Kemp resigned from his positions as secretary and member of the council in 1649 due to declining health.

==Planter==
In 1636, Kemp purchased the 1200 acre Rich Neck Plantation in James City County, Virginia, in what is now known as Newport News. Rich Neck Plantation was one of the first Virginia plantations to use an enslaved workforce, and Kemp received 100 headrights used for patenting land based on paying laborers' passage.

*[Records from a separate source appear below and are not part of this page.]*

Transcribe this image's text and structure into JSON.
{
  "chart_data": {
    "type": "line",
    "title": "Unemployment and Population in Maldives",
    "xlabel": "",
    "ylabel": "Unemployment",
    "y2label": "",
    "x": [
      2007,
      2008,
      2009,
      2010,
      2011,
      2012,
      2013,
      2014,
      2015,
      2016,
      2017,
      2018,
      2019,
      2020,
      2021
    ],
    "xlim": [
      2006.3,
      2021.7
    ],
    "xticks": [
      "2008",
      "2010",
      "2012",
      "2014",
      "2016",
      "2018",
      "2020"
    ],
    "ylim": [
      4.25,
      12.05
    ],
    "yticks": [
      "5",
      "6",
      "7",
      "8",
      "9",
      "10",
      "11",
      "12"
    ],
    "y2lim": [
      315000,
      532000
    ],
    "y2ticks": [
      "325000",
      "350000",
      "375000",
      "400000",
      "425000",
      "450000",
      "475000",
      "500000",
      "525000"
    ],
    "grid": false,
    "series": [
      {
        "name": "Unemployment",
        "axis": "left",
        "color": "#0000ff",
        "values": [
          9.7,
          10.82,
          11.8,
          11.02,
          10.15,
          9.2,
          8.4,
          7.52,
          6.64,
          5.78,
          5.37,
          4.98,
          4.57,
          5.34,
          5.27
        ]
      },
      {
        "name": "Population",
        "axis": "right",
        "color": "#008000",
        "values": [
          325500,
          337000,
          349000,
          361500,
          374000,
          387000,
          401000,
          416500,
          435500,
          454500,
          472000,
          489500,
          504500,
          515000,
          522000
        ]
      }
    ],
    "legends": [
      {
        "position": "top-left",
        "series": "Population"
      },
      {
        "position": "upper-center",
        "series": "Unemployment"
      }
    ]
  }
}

However, his job required that he live at Jamestown at least during sessions of the Virginia General Assembly, even though the climate was notoriously unhealthy in the summertime. On August 1, 1638, Kemp acquired an urban lot in Jamestown. The next year, Governor Harvey reported to the Privy Council that Jamestown now had "twelve houses and stores" and that Kemp had built the first brick house ("the Fairest ever known in the country") and that others had built frame houses. The assembly then declared that Jamestown should remain the colony's chief town and Governor's residence. Kemp sold his Jamestown house to the next Governor, Sir Francis Wyatt, in 1641.

== Marriage and child ==

Coat of Arms of Richard Kempe

Kemp married Elizabeth Wormeley, the daughter of Judge Christopher Wormeley, who survived him. They had one daughter, Elizabeth, who survived this man but died before marriage or bearing children.

== Death and legacy==

Kemp wrote his last will and testament on January 4, 1649, instructing his widow to dispose of his house in Jamestown and leave Virginia with their daughter (although she ultimately did neither). Kemp died by October 24, 1650, and his widow remained in the colony, marrying Sir Thomas Lunsford. Kemp is presumed buried at Rich Neck. His widow survived their daughter, as well as her next husband, Thomas Lunsford, and married Major Robert Smith in 1658. Ultimately, the colony's secretary, Thomas Ludlow acquired Kemp's Rich Neck plantation. The Kemp (or Kempe) family's name continued through descendants of his emigrant nephew, Edmund Kemp (a justice of the peace for Lancaster County), particularly Mathew Kemp, his lawyer son who became speaker of the House of Burgesses during the 1679 session after Bacon's Rebellion.